Wer steckt eigentlich hinter den Strukturwandelprojekten? Wir haben einem der erfahrensten Projektmanager bei der Wirtschaftsregion Lausitz auf die Finger geschaut. Und dabei gelernt, was die „Erste Lego-Liga“ mit Ausbildungsförderung zu tun hat.
50.000 Fachkräfte werden in den kommenden Jahren in der Lausitz gesucht – das ist die aktuelle Schätzung. Doch jetzt schon erschreckt der Mangel auf breiter Front. Motivierte Menschen werden in fast jedem Berufsfeld dringend gesucht.
Einer, der dagegen ankämpft, ist Thomas Berlin. Der 59-Jährige zählt zu den erfahrensten Projektmanagern bei der Wirtschaftsregion Lausitz. Sein Spezialgebiet ist die Fachkräftesicherung als wichtiger Teil seiner „Werkstatt“, in der er Projekte bis zur Förderreife vorantreibt und qualifiziert. Seine Werkstatt deckt das weite Feld der Unternehmen, der Wirtschaftsentwicklung und der Fachkräftegewinnung ab.
Ein zentraler Baustein ist die „Kompetenzregion Lausitz“. Es geht um die berufliche Orientierung und die Aus- und Weiterbildung bei Heranwachsenden und Berufseinsteigern sowie die Fachkräftegewinnung unter den Erfahrenen, den – neudeutsch – „Senior Professionals“.

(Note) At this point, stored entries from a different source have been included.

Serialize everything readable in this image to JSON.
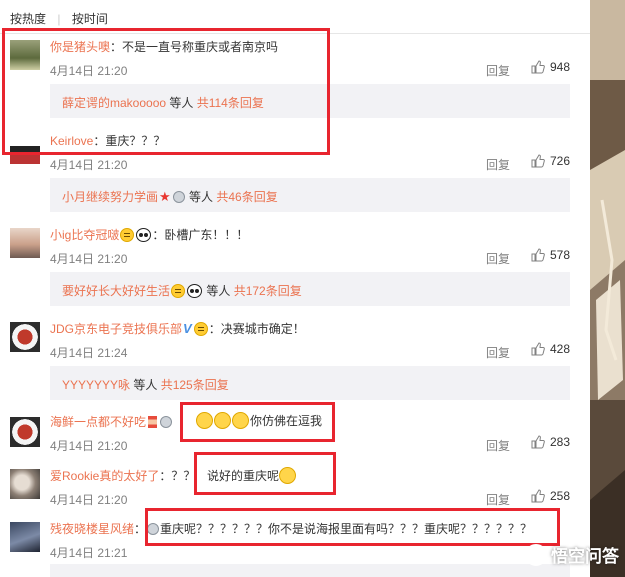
{
  "sort_tabs": {
    "hot": "按热度",
    "time": "按时间",
    "separator": "|"
  },
  "comments": [
    {
      "user": "你是猪头噢",
      "sep": "：",
      "text": "不是一直号称重庆或者南京吗",
      "time": "4月14日 21:20",
      "reply": "回复",
      "likes": "948",
      "sub": {
        "users": "薛定谔的makooooo",
        "etc": " 等人 ",
        "total": "共114条回复"
      }
    },
    {
      "user": "Keirlove",
      "sep": "：",
      "text": "重庆？？？",
      "time": "4月14日 21:20",
      "reply": "回复",
      "likes": "726",
      "sub": {
        "users": "小月继续努力学画",
        "etc": " 等人 ",
        "total": "共46条回复"
      }
    },
    {
      "user": "小ig比夺冠啵",
      "sep": "：",
      "text": "卧槽广东！！！",
      "time": "4月14日 21:20",
      "reply": "回复",
      "likes": "578",
      "sub": {
        "users": "要好好长大好好生活",
        "etc": " 等人 ",
        "total": "共172条回复"
      }
    },
    {
      "user": "JDG京东电子竞技俱乐部",
      "sep": "：",
      "text": "决赛城市确定！",
      "time": "4月14日 21:24",
      "reply": "回复",
      "likes": "428",
      "sub": {
        "users": "YYYYYYY咏",
        "etc": " 等人 ",
        "total": "共125条回复"
      }
    },
    {
      "user": "海鲜一点都不好吃",
      "sep": "：",
      "text": "你仿佛在逗我",
      "time": "4月14日 21:20",
      "reply": "回复",
      "likes": "283"
    },
    {
      "user": "爱Rookie真的太好了",
      "sep": "：",
      "text": "说好的重庆呢",
      "pre": "？？",
      "time": "4月14日 21:20",
      "reply": "回复",
      "likes": "258"
    },
    {
      "user": "残夜晓楼星风绪",
      "sep": "：",
      "text": "重庆呢？？？？？？你不是说海报里面有吗？？？重庆呢？？？？？？",
      "time": "4月14日 21:21",
      "reply": "回复",
      "likes": ""
    }
  ],
  "watermark": {
    "text": "悟空问答"
  },
  "colors": {
    "username": "#eb7350",
    "annotation_red": "#e8252f",
    "sub_reply_bg": "#f2f2f5"
  },
  "icons": [
    "thumb-up-icon",
    "crown-badge-icon",
    "panda-emoji-icon",
    "medal-icon",
    "verified-v-icon",
    "hourglass-icon",
    "star-icon",
    "smiley-emoji-icon"
  ]
}
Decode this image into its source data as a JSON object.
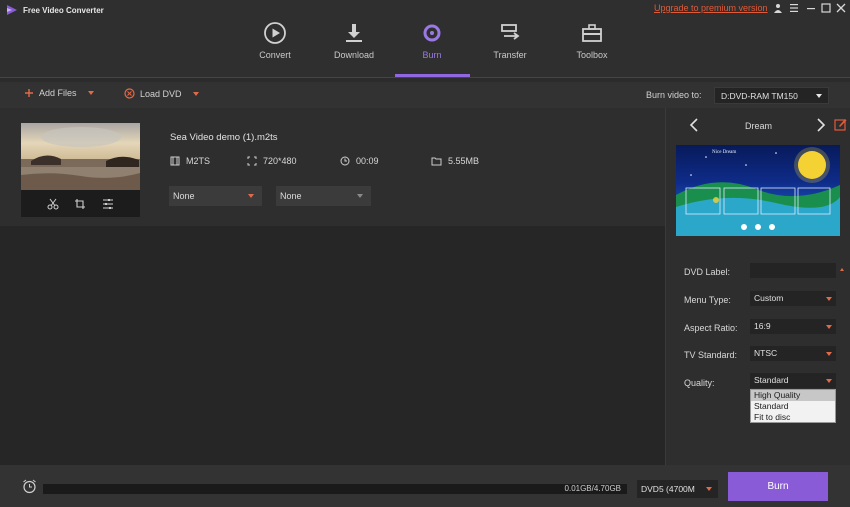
{
  "app": {
    "title": "Free Video Converter",
    "upgrade_link": "Upgrade to premium version"
  },
  "nav": {
    "tabs": [
      {
        "label": "Convert",
        "icon": "play-circle-icon"
      },
      {
        "label": "Download",
        "icon": "download-icon"
      },
      {
        "label": "Burn",
        "icon": "disc-icon",
        "active": true
      },
      {
        "label": "Transfer",
        "icon": "transfer-icon"
      },
      {
        "label": "Toolbox",
        "icon": "toolbox-icon"
      }
    ]
  },
  "toolbar": {
    "add_files": "Add Files",
    "load_dvd": "Load DVD",
    "burn_video_to_label": "Burn video to:",
    "burn_target": "D:DVD-RAM TM150"
  },
  "file": {
    "name": "Sea Video demo (1).m2ts",
    "format": "M2TS",
    "resolution": "720*480",
    "duration": "00:09",
    "size": "5.55MB",
    "subtitle_select": "None",
    "audio_select": "None"
  },
  "right_panel": {
    "template_name": "Dream",
    "preview_title": "Nice Dream",
    "dvd_label": {
      "label": "DVD Label:",
      "value": ""
    },
    "menu_type": {
      "label": "Menu Type:",
      "value": "Custom"
    },
    "aspect_ratio": {
      "label": "Aspect Ratio:",
      "value": "16:9"
    },
    "tv_standard": {
      "label": "TV Standard:",
      "value": "NTSC"
    },
    "quality": {
      "label": "Quality:",
      "value": "Standard",
      "options": [
        "High Quality",
        "Standard",
        "Fit to disc"
      ]
    }
  },
  "bottom": {
    "storage": "0.01GB/4.70GB",
    "disc_type": "DVD5 (4700M",
    "burn_label": "Burn"
  },
  "colors": {
    "accent": "#8a5bd6",
    "highlight": "#e05a3a"
  }
}
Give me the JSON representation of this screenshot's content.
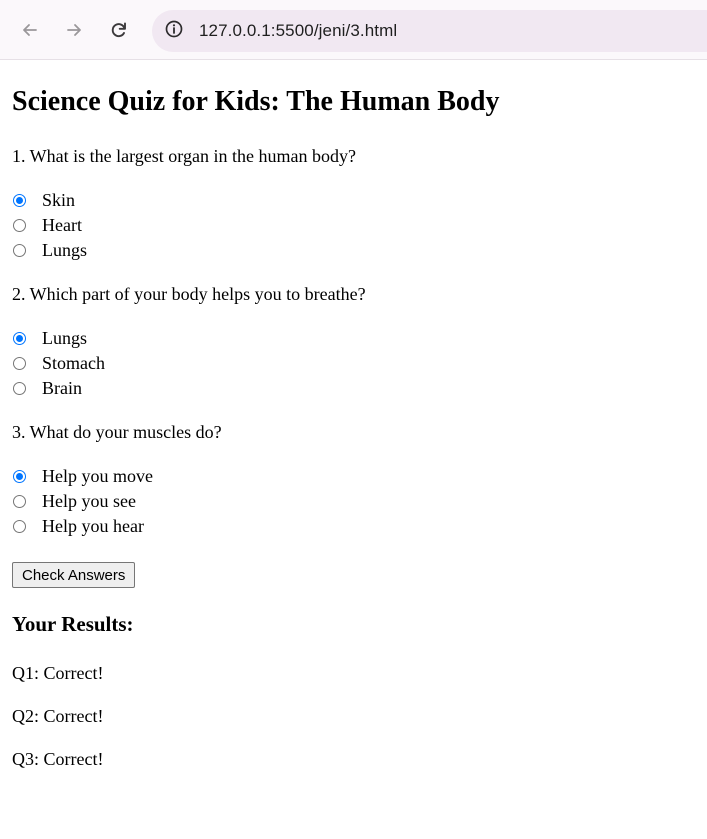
{
  "browser": {
    "url": "127.0.0.1:5500/jeni/3.html",
    "icons": {
      "back": "arrow-left-icon",
      "forward": "arrow-right-icon",
      "reload": "reload-icon",
      "site_info": "info-icon"
    }
  },
  "page": {
    "title": "Science Quiz for Kids: The Human Body",
    "questions": [
      {
        "text": "1. What is the largest organ in the human body?",
        "options": [
          {
            "label": "Skin",
            "checked": true
          },
          {
            "label": "Heart",
            "checked": false
          },
          {
            "label": "Lungs",
            "checked": false
          }
        ]
      },
      {
        "text": "2. Which part of your body helps you to breathe?",
        "options": [
          {
            "label": "Lungs",
            "checked": true
          },
          {
            "label": "Stomach",
            "checked": false
          },
          {
            "label": "Brain",
            "checked": false
          }
        ]
      },
      {
        "text": "3. What do your muscles do?",
        "options": [
          {
            "label": "Help you move",
            "checked": true
          },
          {
            "label": "Help you see",
            "checked": false
          },
          {
            "label": "Help you hear",
            "checked": false
          }
        ]
      }
    ],
    "check_button_label": "Check Answers",
    "results_heading": "Your Results:",
    "results": [
      "Q1: Correct!",
      "Q2: Correct!",
      "Q3: Correct!"
    ]
  },
  "colors": {
    "radio_checked": "#0075ff",
    "toolbar_bg": "#fbf8fb",
    "omnibox_bg": "#f1e8f2"
  }
}
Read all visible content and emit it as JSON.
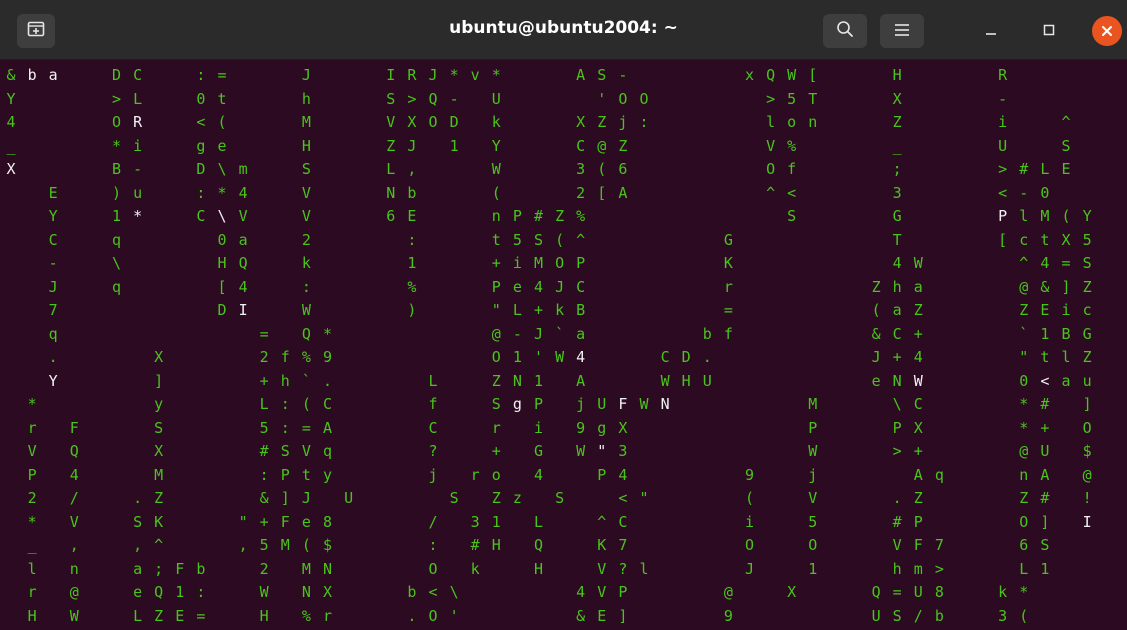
{
  "window": {
    "title": "ubuntu@ubuntu2004: ~"
  },
  "colors": {
    "terminal_bg": "#2c0a22",
    "matrix_green": "#49c41b",
    "matrix_head": "#f2f2f2",
    "titlebar_bg": "#2b2b2b",
    "close_orange": "#e95420"
  },
  "icons": {
    "new_tab": "new-tab-icon",
    "search": "search-icon",
    "menu": "hamburger-menu-icon",
    "minimize": "minimize-icon",
    "maximize": "maximize-icon",
    "close": "close-icon"
  },
  "terminal": {
    "rows": [
      "&ba  DC  :=   J   IRJ*v*   AS-     xQW[   H    R    ",
      "Y    >L  0t   h   S>Q- U    'OO     >5T   X    -    ",
      "4    OR  <(   M   VXOD k   XZj:     lon   Z    i  ^ ",
      "_    *i  ge   H   ZJ 1 Y   C@Z      V%    _    U  S ",
      "X    B-  D\\m  S   L,   W   3(6      Of    ;    >#LE",
      "  E  )u  :*4  V   Nb   (   2[A      ^<    3    <-0 ",
      "  Y  1*  C\\V  V   6E   nP#Z%         S    G    PlM(Y",
      "  C  q    0a  2    :   t5S(^      G       T    [ctX5",
      "  -  \\    HQ  k    1   +iMOP      K       4W    ^4=S",
      "  J  q    [4  :    %   Pe4JC      r      Zha    @&]Z",
      "  7       DI  W    )   \"L+kB      =      (aZ    ZEic",
      "  q         = Q*       @-J`a     bf      &C+    `1BG",
      "  .    X    2f%9       O1'W4   CD.       J+4    \"tlZ",
      "  Y    ]    +h`.    L  ZN1 A   WHU       eNW    0<au",
      " *     y    L:(C    f  SgP jUFWN      M   \\C    *# ]",
      " r F   S    5:=A    C  r i 9gX        P   PX    *+ O",
      " V Q   X    #SVq    ?  + G W\"3        W   >+    @U $",
      " P 4   M    :Pty    j ro 4  P4     9  j    Aq   nA @",
      " 2 /  .Z    &]J U    S Zz S  <\"    (  V   .Z    Z# !",
      " * V  SK   \"+Fe8    / 31 L  ^C     i  5   #P    O] I",
      " _ ,  ,^   ,5M($    : #H Q  K7     O  O   VF7   6S  ",
      " l n  a;Fb  2 MN    O k  H  V?l    J  1   hm>   L1  ",
      " r @  eQ1:  W NX   b<\\     4VP    @  X   Q=U8  k*  ",
      " H W  LZE=  H %r   .O'     &E]    9      US/b  3(  "
    ]
  }
}
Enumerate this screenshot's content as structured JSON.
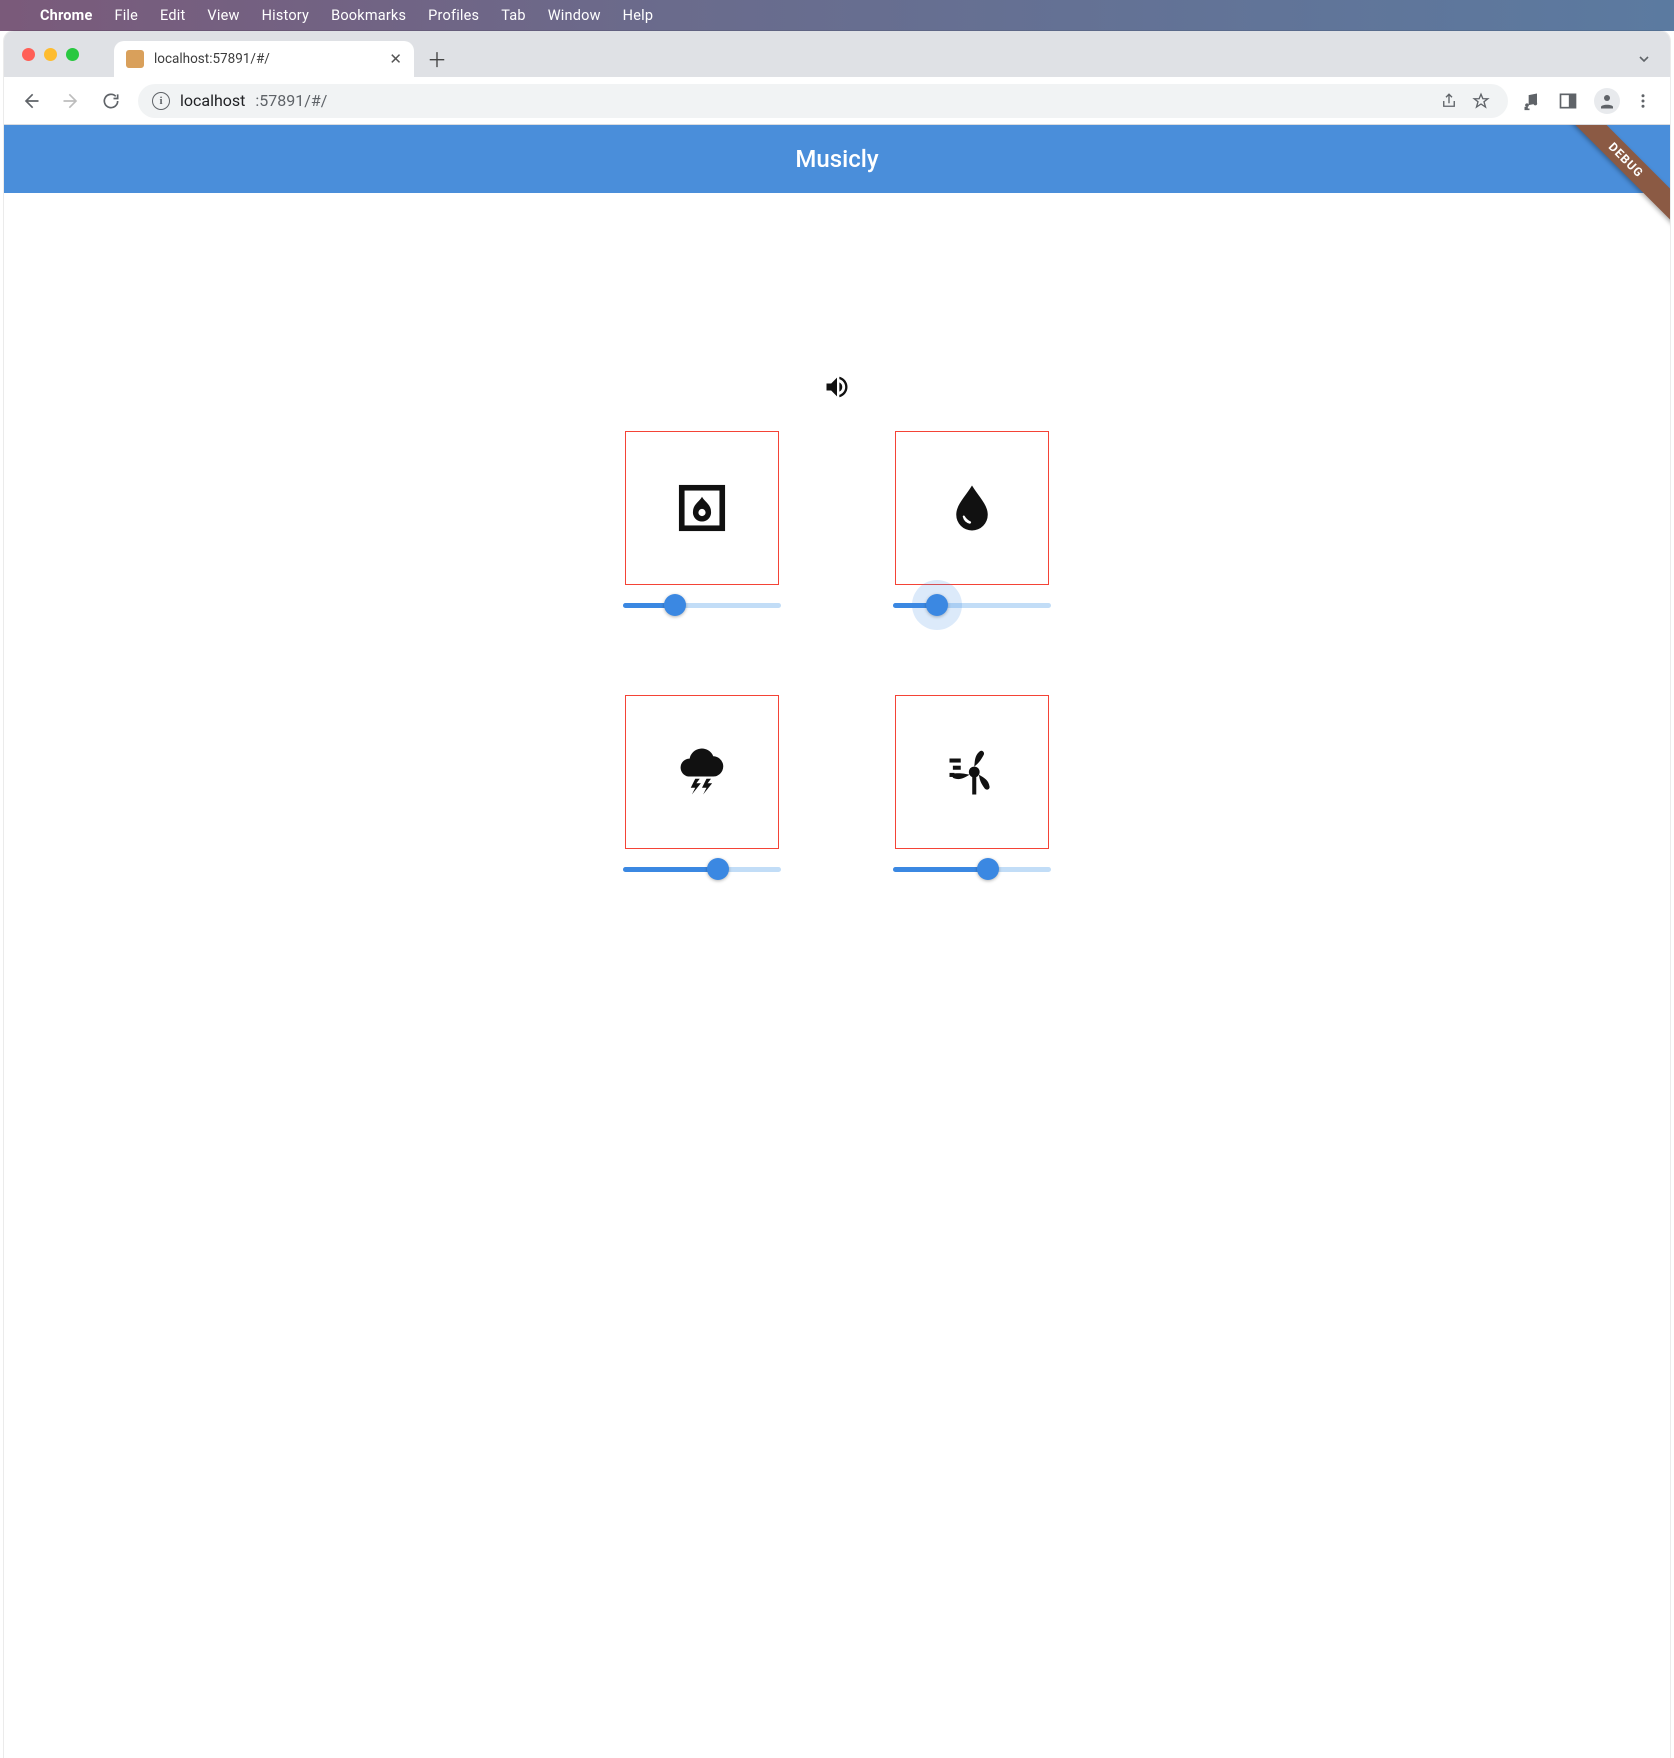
{
  "mac_menu": {
    "app": "Chrome",
    "items": [
      "File",
      "Edit",
      "View",
      "History",
      "Bookmarks",
      "Profiles",
      "Tab",
      "Window",
      "Help"
    ]
  },
  "browser": {
    "tab_title": "localhost:57891/#/",
    "url_host": "localhost",
    "url_path": ":57891/#/"
  },
  "app": {
    "title": "Musicly",
    "debug_label": "DEBUG",
    "sounds": [
      {
        "name": "fireplace",
        "icon": "fireplace-icon",
        "volume_percent": 33,
        "halo": false
      },
      {
        "name": "water",
        "icon": "water-drop-icon",
        "volume_percent": 28,
        "halo": true
      },
      {
        "name": "storm",
        "icon": "storm-icon",
        "volume_percent": 60,
        "halo": false
      },
      {
        "name": "wind",
        "icon": "wind-turbine-icon",
        "volume_percent": 60,
        "halo": false
      }
    ]
  }
}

Thomas Berlin ist nach spannenden Stationen in der letztgenannten Stufe angekommen. Der gebürtige Cottbuser fing als junger „Stift“ mit Abitur im Kraftwerk Jänschwalde an, arbeitete dort als Baufacharbeiter, ehe er nach kurzer Zwischenstation im Grundwehrdienst der NVA zum Studium ging. Der junge Diplomingenieur im Bauwesen heuerte danach als Statiker im Bau- und Montagekombinat Kohle und Energie in Cottbus an, dem größten und leistungsstärksten Baubetrieb der DDR, stieg dort zum Messtruppführer auf. Doch der befristete Vertrag wurde nicht verlängert; Thomas Berlin schulte um zum Programmierer, fasste dann im Fraunhofer-Institut in Cottbus Fuß. Im Lauf der zehn Jahre dort wurde er zum Projektmanager ernannt – die Erfahrung war da, die Ruhe, Struktur und Fähigkeit zur Reflexion ebenso. 2012 folgte der Wechsel zur Energieregion, aus der später die Wirtschaftsregion Lausitz hervorging.
Unzählige Projekte hat er seither gemanagt, begleitet, bis zur Umsetzung gebracht und sich mit ihrem Erfolg gefreut – das ein oder andere aber auch wieder begraben müssen. Aktuell steckt er alle Kraft in die Fachkräftegewinnung und die zielgerichtete Aus- und Weiterbildung. Die Initialzündung dafür liegt einige Jahre zurück: „Während meiner Tätigkeit am Fraunhofer-Institut organisierte ich mit Kolleginnen und Kollegen den Regionalwettbewerb der First Lego League“, sagt er. Diese „Lego-Liga“ ist ein Roboterwettbewerb für Kinder, bei dem spielend das Interesse für Technik geweckt wird. „Es hat immer riesigen Spaß gemacht, wenn man die Begeisterung der Kinder gesehen hat“, erinnert sich Thomas Berlin.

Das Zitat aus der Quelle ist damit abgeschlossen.